Saturday, August 23, 2014
Book Review: The Last Breath by Kimberly Belle
Author: Kimberly Belle
Source: ARC for honest review
Humanitarian aid worker Gia Andrews chases disasters around the globe for a living. It's the perfect lifestyle to keep her far away from her own personal ground zero. Sixteen years ago, Gia's father was imprisoned for brutally killing her stepmother. Now he's come home to die of cancer, and she's responsible for his care—and coming to terms with his guilt.
Gia reluctantly resumes the role of daughter to the town's most infamous murderer, a part complete with protesters on the lawn and death threats that are turning tragedy into front-page news. Returning to life in small-town Tennessee involves rebuilding relationships that distance and turmoil have strained, though finding an emotional anchor in the attractive hometown bartender is certainly helping Gia cope.
As the past unravels before her, Gia will find herself torn between the stories that her family, their friends and neighbors, and even her long-departed stepmother have believed to be real all these years. But in the end, the truth—and all the lies that came before—may have deadlier consequences than she could have ever anticipated…
I was riveted from the first sentence, and the story just kept getting better and better.
Gia Andrews' family once used to be happy, with her father a revered member of the community. That all came to an abrupt end one day, when he was accused of killing her stepmother, and sent to jail.

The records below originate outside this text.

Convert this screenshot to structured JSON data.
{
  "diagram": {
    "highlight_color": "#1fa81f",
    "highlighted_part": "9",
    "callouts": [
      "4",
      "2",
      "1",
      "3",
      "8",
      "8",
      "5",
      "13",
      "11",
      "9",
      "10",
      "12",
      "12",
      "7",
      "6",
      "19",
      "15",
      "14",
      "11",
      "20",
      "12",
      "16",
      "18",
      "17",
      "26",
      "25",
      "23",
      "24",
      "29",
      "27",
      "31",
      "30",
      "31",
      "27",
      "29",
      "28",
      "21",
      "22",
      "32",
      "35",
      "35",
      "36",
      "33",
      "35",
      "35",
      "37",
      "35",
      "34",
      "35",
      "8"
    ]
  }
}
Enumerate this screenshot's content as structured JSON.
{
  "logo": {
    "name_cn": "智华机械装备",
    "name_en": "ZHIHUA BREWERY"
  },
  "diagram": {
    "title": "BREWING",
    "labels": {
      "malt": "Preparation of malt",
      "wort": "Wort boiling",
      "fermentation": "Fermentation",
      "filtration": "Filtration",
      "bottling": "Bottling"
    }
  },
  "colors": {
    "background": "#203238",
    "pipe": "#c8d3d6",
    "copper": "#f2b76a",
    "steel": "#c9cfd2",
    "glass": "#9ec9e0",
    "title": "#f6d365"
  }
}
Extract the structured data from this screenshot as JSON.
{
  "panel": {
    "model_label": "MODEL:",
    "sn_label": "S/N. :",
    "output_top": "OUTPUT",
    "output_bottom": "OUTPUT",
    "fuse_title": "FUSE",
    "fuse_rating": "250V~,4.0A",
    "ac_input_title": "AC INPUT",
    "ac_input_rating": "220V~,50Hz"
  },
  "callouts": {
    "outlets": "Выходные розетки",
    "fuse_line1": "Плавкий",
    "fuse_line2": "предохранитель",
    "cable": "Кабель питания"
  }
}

After sixteen years, he is on his way home, dying of terminal cancer. He will be under house arrest with hospice, and Gia is responsible for his care. Neither Gia, nor her brother or sister have seen him since he was locked up, and her siblings still are not interested in rekindling the relationship with their murderer father, despite the fact that he is on his deathbed.
As Gia cares for her father, questions arise, doubts surface, and Gia is determined to get to the bottom of what really happened the night her stepmother was killed. Throughout it all, Gia and her siblings must come to terms with their family and their father, and maybe even change the way they are living their own lives.
This story completely engrossed me. I didn't want to put it down, I just kept reading and reading until I was finished. I thought it had a few weak spots, but they were so small that they didn't bother me or my overall enjoyment of the book. I definitely recommend this to anyone who loves a good murder mystery. I know this review is a bit vague, but I don't want to give any of the good stuff away!